Andy, Chris, and Ed (whose "State Champs" tattoo is revealed) plan the robbery on Tuesday despite Steph's attempts to talk them out of it. After an argument over Ed's involvement in their son's death, Ed says the heist is the only way for them to escape their current life. Dawkins, who owns the bank, reluctantly gives the safe's combination to Ed in return for Ed's promise to give him the tape. After loading the bank's vault with money, Dawkins thanks Zeke for personally watching it overnight. Before leaving, Dawkins suggests that Zeke kill anyone who attempts to rob it instead of arresting them. As Zeke reads a book, Ed and Andy break into the bank and take Zeke hostage. Once Ed has the situation under control, Andy leaves to watch the door and Ed opens the vault. Zeke wounds Ed with a gun hidden in the paper bag that holds his dinner and Steph and he reveal that they are the parents of the dead child, before killing Ed. It becomes clear Steph and Zeke, who has the same arm tattoo, planned to kill everyone responsible for their child's death. Zeke asks Steph to shoot him in the arm (which has been numbed). While Steph hides Ed's body at Shimmer Lake, Zeke begins his investigation.

==Cast==

- Benjamin Walker as Zeke Sikes
- Rainn Wilson as Andy Sikes
- Stephanie Sigman as Steph Burton
- John Michael Higgins as Judge Brad Dawkins
- Mark Rendall as Chris Morrow
- Rob Corddry as Kurt Biltmore
- Ron Livingston as Kyle Walker
- Wyatt Russell as Ed Burton
- Adam Pally as Reed Ethington
- Matt Landry as Meth Billy
- Isabel Dove as Sally
- Neil Whitely as Harris
- Angela Vint as Martha Sikes
- Julie Khaner as Mrs. Allison Dawkins

==Production==
Screenwriter Oren Uziel said that his script had been a spec script he wrote about one year before finishing up a similar spec script for God Particle (2018). The film serves as Uziel's directorial debut. Principal photography began on October 13, 2015.

==Release==
On September 23, 2016, Netflix acquired distribution rights to the film. The film was released on Netflix on June 9, 2017.

==Reception==
Rotten Tomatoes reported a 67% approval rating based on 9 reviews, with an average rating of 5.4/10.

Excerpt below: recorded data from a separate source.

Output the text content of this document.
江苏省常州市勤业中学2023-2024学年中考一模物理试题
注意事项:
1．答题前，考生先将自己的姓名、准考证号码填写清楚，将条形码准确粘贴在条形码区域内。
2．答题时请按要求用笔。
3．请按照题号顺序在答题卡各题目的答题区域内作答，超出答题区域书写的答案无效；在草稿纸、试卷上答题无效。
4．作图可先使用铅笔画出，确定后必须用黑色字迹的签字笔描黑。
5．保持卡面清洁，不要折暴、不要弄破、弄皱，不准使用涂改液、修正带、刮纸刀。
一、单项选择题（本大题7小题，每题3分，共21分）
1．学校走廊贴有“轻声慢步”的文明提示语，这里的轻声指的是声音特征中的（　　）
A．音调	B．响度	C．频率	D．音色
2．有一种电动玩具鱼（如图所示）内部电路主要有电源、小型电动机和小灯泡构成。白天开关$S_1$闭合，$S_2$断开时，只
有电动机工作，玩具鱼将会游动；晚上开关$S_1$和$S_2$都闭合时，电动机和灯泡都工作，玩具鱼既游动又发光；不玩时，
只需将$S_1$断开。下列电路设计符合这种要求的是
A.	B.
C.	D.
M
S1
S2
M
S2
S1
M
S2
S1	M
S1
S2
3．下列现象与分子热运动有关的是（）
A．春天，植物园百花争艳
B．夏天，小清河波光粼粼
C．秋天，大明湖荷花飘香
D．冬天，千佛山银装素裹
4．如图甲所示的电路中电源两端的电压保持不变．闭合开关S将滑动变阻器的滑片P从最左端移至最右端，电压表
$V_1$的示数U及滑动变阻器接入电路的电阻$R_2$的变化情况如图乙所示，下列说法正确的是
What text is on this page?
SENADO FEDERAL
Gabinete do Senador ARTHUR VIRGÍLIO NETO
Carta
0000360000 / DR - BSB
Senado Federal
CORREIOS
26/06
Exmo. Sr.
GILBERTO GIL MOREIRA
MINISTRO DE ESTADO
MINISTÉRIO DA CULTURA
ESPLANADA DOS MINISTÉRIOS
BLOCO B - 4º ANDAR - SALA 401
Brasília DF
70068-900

Evan Jacobs, in his review for Movieweb, calls the film a "tour de force", and writes that the film, "from first time director Oren Uziel, is the kind of calling card that has been used to launch careers, like that of Quentin Tarantino." He later writes, "Shimmer Lake honestly belongs in the company of Pulp Fiction." Randall Colburn of Consequence of Sound wrote that the film's gimmick, being told in reverse, is not essential to the plot but enhances what he called "an otherwise-rote piece of pulp storytelling".

Variety listed Shimmer Lake as the standout 2017 contender for the Oscar for Best Original Screenplay.